Leoh slouched back in his desk chair and cast a weary eye on the stack of papers that recorded the latest performance of the machine. Earlier that day he had taken the electroencephalographic records of clinical cases of catatonia and run them through the machine’s input circuits. The machine immediately rejected them, refused to process them through the amplification units and association circuits. In other words, the machine had recognized the EEG traces as something harmful to human beings.
Then how did it happen to Dulaq? Leoh asked himself for the thousandth time. It couldn’t have been the machine’s fault; it must have been something in Odal’s mind that overpowered Dulaq’s.
“Overpowered?” That’s a terribly unscientific term, Leoh argued against himself.
Before he could cany the debate any further, he heard the main door of the big chamber slide open and bang shut, and Hector’s off-key whistle shrilled and echoed through the high-vaulted room.
Leoh sighed and put his self-contained argument off to the back of his mind.

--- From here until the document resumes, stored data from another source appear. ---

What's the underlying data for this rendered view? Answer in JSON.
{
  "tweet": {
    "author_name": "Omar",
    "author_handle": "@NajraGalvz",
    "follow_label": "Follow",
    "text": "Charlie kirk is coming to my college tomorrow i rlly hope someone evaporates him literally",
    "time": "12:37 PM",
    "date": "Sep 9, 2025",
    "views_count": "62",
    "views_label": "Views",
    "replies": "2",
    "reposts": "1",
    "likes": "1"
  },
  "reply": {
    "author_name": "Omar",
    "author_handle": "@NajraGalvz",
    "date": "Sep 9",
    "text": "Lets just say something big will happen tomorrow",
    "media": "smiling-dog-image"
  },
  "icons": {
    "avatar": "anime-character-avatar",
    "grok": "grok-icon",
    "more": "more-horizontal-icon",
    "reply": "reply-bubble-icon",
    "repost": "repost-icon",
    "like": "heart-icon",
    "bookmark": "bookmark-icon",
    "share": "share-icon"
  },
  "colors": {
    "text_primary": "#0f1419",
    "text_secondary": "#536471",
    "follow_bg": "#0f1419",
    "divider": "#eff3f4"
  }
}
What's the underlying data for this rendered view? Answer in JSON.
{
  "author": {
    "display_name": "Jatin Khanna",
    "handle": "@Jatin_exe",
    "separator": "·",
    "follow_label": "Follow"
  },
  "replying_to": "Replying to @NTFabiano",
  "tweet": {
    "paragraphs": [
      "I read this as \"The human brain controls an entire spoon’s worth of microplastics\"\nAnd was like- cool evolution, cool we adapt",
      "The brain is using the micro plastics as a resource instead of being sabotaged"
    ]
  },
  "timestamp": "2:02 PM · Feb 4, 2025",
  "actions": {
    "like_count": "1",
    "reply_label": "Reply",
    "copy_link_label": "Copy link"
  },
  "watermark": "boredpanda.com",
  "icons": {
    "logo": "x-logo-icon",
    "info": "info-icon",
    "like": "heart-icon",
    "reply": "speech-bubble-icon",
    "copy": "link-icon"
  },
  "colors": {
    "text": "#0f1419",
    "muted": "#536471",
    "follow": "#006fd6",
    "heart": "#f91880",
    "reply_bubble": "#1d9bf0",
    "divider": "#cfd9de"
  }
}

Trying to think logically near Hector was a hopeless prospect,
“Are you in, Professor?” the Star Watchman’s voice rang out.
“In here.”
Hector ducked in through the doorway and plopped his rangy frame on the couch.
“Everything going well, sir?”
Leoh shrugged. “Not very well, I’m afraid. I can’t find anything wrong with the dueling machine. I can’t even force it to malfunction.”
“Well, that’s good, isn’t it?” Hector chirped happily.
“In a sense,” Leoh admitted, feeling slightly nettled at the youth’s boundless, pointless optimism. “But, you see, it means that Kanus’ people can do things with the machine that I can’t.”